Judge McConnell might have been channeling Justice Clarence Thomas here. From USSC Mitchell v. Helms:
(Thomas): "One of the dissent’s factors deserves special mention: whether a school that receives aid (or whose students receive aid) is pervasively sectarian. The dissent is correct that there was a period when this factor mattered, particularly if the pervasively sectarian school was a primary or secondary school. Post, at 19—22, 28—29, 33, 38—41. But that period is one that the Court should regret, and it is thankfully long past.
There are numerous reasons to formally dispense with this factor. First, its relevance in our precedents is in sharp decline.
...
Second, the religious nature of a recipient should not matter to the constitutional analysis, so long as the recipient adequately furthers the government’s secular purpose.
...
Third, the inquiry into the recipient’s religious views required by a focus on whether a school is pervasively sectarian is not only unnecessary but also offensive. It is well established, in numerous other contexts, that courts should refrain from trolling through a person’s or institution’s religious beliefs.
...
Finally, hostility to aid to pervasively sectarian schools has a shameful pedigree that we do not hesitate to disavow."

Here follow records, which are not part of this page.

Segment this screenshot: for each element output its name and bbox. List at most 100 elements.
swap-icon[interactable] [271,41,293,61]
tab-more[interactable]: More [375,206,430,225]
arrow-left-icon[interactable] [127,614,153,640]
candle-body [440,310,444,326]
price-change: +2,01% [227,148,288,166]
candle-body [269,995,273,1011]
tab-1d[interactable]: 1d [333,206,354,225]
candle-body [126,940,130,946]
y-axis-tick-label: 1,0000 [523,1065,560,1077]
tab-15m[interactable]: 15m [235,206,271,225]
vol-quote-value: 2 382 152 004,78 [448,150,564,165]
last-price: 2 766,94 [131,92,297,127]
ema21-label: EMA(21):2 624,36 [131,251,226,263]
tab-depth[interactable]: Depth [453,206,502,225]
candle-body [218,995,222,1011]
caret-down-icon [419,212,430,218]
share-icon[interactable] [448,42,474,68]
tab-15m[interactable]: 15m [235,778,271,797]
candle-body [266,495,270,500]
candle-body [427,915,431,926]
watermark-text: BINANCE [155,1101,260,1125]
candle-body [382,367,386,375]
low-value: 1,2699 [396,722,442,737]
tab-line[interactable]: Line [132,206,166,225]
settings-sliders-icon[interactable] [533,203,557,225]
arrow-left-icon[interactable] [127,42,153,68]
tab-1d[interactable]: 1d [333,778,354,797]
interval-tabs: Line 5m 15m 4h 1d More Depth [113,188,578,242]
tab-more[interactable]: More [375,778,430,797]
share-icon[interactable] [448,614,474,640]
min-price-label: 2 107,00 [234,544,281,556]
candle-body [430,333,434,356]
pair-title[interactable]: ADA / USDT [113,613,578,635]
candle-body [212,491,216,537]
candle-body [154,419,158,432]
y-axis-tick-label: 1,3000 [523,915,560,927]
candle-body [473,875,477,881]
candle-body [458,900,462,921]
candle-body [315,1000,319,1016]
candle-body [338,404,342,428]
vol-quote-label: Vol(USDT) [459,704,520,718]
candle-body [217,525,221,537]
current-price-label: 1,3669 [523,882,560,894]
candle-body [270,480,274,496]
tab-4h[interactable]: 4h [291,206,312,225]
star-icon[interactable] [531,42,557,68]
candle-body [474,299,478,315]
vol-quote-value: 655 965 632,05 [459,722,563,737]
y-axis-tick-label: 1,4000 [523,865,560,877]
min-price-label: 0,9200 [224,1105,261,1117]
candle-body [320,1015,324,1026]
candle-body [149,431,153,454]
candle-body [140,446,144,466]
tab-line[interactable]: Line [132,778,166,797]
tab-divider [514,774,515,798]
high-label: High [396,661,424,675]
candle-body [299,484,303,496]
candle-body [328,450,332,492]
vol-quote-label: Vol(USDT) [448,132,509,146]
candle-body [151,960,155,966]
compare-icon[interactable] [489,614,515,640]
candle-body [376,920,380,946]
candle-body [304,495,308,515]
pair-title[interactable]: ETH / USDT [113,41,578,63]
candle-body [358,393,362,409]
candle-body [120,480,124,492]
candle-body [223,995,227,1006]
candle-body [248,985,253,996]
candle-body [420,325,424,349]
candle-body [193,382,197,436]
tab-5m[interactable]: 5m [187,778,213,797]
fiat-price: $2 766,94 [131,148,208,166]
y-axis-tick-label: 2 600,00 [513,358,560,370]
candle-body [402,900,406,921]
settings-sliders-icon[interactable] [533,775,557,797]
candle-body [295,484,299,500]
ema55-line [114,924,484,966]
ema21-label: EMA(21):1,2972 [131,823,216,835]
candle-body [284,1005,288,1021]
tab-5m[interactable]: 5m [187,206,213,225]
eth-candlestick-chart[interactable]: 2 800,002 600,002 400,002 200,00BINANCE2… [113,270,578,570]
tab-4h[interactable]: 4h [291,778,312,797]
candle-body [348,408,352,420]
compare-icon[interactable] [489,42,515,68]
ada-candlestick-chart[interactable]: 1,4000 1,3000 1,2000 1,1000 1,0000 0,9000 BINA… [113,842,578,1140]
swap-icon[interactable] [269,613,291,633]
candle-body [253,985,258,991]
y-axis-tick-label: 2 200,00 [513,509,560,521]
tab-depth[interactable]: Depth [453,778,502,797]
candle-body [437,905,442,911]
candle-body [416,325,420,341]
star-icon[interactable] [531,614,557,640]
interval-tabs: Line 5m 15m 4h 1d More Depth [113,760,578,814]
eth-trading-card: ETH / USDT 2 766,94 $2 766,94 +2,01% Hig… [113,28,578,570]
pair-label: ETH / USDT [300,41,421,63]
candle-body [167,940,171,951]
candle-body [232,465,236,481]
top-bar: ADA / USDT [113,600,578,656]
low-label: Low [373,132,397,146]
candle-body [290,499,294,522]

Here's Judge McConnell again: "Because we have held that the challenged statutes violate the First Amendment and have no constitutionally sufficient justification, CCU is entitled to summary judgment for the same reasons the State defendants were ot."

Eugene Volokh: "I should note that the author of the decision, Judge Michael McConnell, is one of the nation's leading Establishment Clause scholars (a reputation built on his career as a law professor)."

Judge McConnell wrote the chapter "Legal and Constitutional Issues of Vouchers" in the Brookings Institution/Urban Institute/CED study Vouchers and the Provision of Public Services. Although the chapter on the economics of vouchers requires technical expertise, most of this work rewards study by interested readers who lack that background.

The Agenda's author was raised in no church, and is a devout materialist. Rather than trying to determine what taxpayers do not want to buy with their K-PhD subsidy, why not define what we are trying to buy, and support that? Are there neutral criteria which funding agencies could use to determine if taxpayers get value for the dollar by their support?